Teve um cara que negou uma caixa de biscoitos outro dia e o ladrão deu dois tiros nele, não matou mas aleijou. E realmente até a turma dos aposentados está mixando por causa do medo das famílias, mas a solução do Menezes é coisa de gênio. No começo, parecia que ia sair caro, mas tanta gente já está aderindo que o Menezes está pensando até em criar uma cooperativa logo, logo. Dividindo as despesas, sai barato pra todo mundo.

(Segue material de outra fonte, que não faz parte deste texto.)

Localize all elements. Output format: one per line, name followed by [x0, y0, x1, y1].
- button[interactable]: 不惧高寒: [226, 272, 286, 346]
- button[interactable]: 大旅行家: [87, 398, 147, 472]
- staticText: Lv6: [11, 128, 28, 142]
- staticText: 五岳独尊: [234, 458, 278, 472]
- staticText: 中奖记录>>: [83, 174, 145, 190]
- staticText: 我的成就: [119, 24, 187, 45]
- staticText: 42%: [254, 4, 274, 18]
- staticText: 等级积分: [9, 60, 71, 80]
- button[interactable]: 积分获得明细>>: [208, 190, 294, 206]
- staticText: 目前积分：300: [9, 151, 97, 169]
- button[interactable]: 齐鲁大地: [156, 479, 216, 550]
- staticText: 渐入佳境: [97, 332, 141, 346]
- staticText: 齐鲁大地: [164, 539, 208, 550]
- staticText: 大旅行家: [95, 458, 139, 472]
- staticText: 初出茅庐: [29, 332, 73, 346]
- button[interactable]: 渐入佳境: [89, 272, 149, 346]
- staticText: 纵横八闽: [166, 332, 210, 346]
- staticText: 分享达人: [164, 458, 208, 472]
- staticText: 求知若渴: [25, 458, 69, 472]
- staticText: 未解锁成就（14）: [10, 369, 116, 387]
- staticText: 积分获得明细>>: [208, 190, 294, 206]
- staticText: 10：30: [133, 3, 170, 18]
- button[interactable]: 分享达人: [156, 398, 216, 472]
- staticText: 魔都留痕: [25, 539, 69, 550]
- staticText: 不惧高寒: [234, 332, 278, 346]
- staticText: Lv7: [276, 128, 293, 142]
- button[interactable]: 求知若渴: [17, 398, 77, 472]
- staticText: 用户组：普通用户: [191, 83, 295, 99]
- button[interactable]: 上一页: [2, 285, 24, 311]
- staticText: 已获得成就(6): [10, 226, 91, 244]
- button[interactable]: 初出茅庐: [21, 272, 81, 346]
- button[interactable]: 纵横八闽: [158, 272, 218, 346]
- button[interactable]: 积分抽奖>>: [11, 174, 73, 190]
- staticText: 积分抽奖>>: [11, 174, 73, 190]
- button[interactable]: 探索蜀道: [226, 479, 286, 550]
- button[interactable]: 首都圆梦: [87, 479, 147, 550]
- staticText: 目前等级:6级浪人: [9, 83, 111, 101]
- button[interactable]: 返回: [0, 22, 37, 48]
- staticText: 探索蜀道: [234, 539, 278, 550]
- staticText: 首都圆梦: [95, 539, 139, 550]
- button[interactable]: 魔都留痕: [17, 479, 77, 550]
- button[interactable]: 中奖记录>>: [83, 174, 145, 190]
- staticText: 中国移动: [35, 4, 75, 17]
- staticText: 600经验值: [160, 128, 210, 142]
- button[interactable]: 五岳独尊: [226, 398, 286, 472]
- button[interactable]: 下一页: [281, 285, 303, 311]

— Mas o que é que ele bolou? — Simples, cara, simplícissimo. Ele se inspirou nas madames que alugam uma van para ir ao teatro de noite. E aí criou a van da padaria! Cara, você não acredita, já tem duas vans contratadas e a demanda está aumentando, daqui a pouco é uma frota.
— Mas então já está entrando uma grana nisso.
— Claro! No começo o Menezes fez por filantropia, mas agora está vendo que é um negócio legítimo, acho que ele vai faturar bastante dentro de pouco tempo. Inclusive porque não é só a padaria, tem várias outras coisas, você não imagina o que o pessoal quer fazer à noite e não faz porque tem medo de sair aqui no bairro mesmo. O Menezes diz que não tem grande ambição nem quer brigar por território, fica aqui pelo Leblon mesmo. A segurança é que ele contratou fora, com um amigo dele que tem uma firma de confiança, pessoal que não alisa, sabe como é? Pessoal sério mesmo, acostumado a enfrentar e eliminar esses vagabundos.
— Eliminar? Eles vão matar gente? — Olhe aqui, você tem que encarar a realidade. Ninguém vai mandar matar ninguém, mas ninguém se mete com o trabalho da segurança. Cada van vai ter seu segurança e vai ser um homem escolhido a dedo, com comunicação instantânea com a central deles. É como o Menezes disse: “A gente contrata a segurança e o problema é com eles, não é nada conosco.” É isso mesmo, o Menezes está certo, não tem que ficar se queixando, tem que agir. Se eles matarem, o problema é deles, o pessoal só contratou a segurança. Como eles fazem a segurança é com eles.
— É, realmente os tempos mudaram.
Eu nasci e me criei aqui e...
— É, mas o tempo não pára e nós também não podemos parar. Ou nos adaptamos ou não sobrevivemos, sempre foi assim desde que o mundo é mundo.
— E você acha isso bom? — Não é questão de achar bom ou ruim, é assim e acabou-se, vá morar em Bagdá quem não gostar. E, além de tudo, isso representa uma visão otimista dos fatos, estamos outra vez fazendo do limão uma limonada, imagine só a atividade econômica que esse tipo de coisa vai gerar no Brasil todo. Tu é que não quer ver, malandro, mas o espetáculo do crescimento já começou!